Senior Enlisted Professional Military Education (SEPME) is designed to equip Marines in the ranks of master sergeant and first sergeant with critical thinking and adaptability skills necessary to function at the operational and strategic levels of war. Completion of the course equips senior enlisted Marines with demonstrated proficiency in the Marine Corps Planning Process (MCPP), communication and administration. At its highest level, SEPME enhances the senior leader's ability to provide sound recommendations for mission success. SEPME is not a requirement for promotion to either master gunnery sergeant or sergeant major.
- 1st Sergeants Course
  This course prepares recently promoted first sergeants or gunnery sergeants selected for first sergeant for the leadership and administrative challenges a first sergeant faces and facilitates transition to the 8999 MOS. This course provides basic instruction on the duties and responsibilities of a first sergeant, regardless of the Marine's unit. Understanding these duties and responsibilities augments a first sergeant's ability to advise, counsel, and interact with the unit's commander, officers, SNCOs, and enlisted Marines to accomplish the unit's mission. First sergeants must also attend the First Sergeant/Master Sergeant Regional Seminar.
- Master Sergeant / 1st Sergeant Seminar
  Each regional SNCO Academy conducts an annual First Sergeant/Master Sergeant Regional Seminar. Marines should attend at least one of these seminars during their time in grade as a first sergeant/master sergeant; however, attendance is not a prerequisite for promotion to sergeant major/master gunnery sergeant. The President, MCU and Director, College of Enlisted Military Education, in coordination with the regional SNCO Academy Directors and the Sergeant Major of the Marine Corps, develop the agenda items for these seminars. After regional seminars have been completed, commanders are encouraged to sponsor local SNCO seminars as a means to disseminate the information from the regional seminars.
- Master Gunnery Sergeant / Sergeant Major Symposium
  The MCU at Quantico hosts an annual symposium for sergeants major/master gunnery sergeants. Marines are required to attend at least one of these symposia during their time in grade as sergeants major/ master gunnery sergeants. The Commandant and the Sergeant Major of the Marine Corps, in coordination with the President, MCU and the Director, College of Enlisted Military Education, develop the agenda items for this symposium.

==Navy==
The Navy Senior Enlisted Academy (SEA) provides senior enlisted leaders education in communication skills, leadership and management, national security affairs, Navy programs, and physical fitness. Of the 1,200 students in attendance annually, the majority are active duty Navy personnel. Navy Reserve, Air Force, Army, Coast Guard, Marine Corps, and International service members make up the remainder of the student population.
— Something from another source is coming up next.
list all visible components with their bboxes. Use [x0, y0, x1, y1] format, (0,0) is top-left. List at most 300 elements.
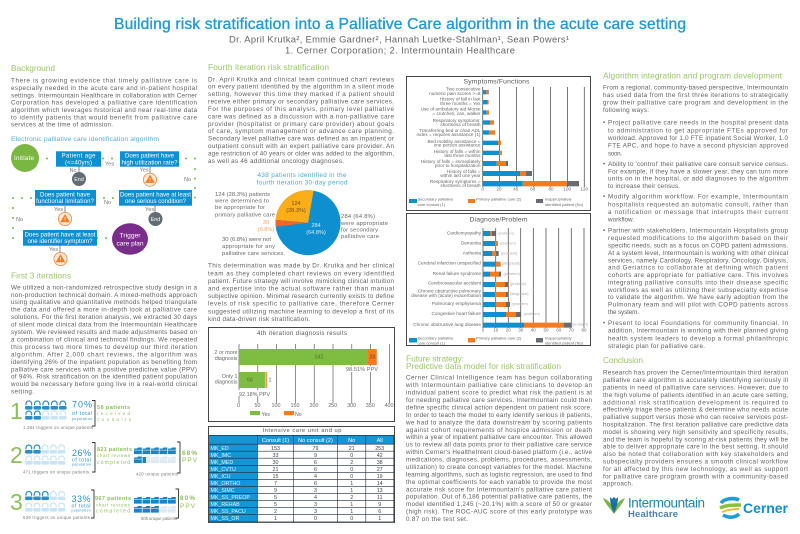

Part of the Navy War College, the Navy Senior Enlisted Academy was established in 1981, and graduation is required before personnel can assume the position of command master chief or chief of the boat.

===Mission===
The mission of the Senior Enlisted Academy is to further develop, through education and training, the leadership capabilities of Senior Enlisted to give sound decision support in command, staff, management, and leadership positions in Naval, Joint, and Multinational environments. To provide Senior Enlisted a sound understanding of military strategy and leadership skills; cultivating Leaders who maintain a constant focus on Ethics, Flexibility, and Mission Accomplishment in an ever-changing environment.

===Course===
The resident curriculum is a six-week course of instruction, containing 240 academic hours. The blended curriculum includes six-weeks BlackBoard distance learning and a two-week in-house course of instruction. Both formats require completion of Navy Primary PME (approx. 70 hours of online instruction) prior to attending.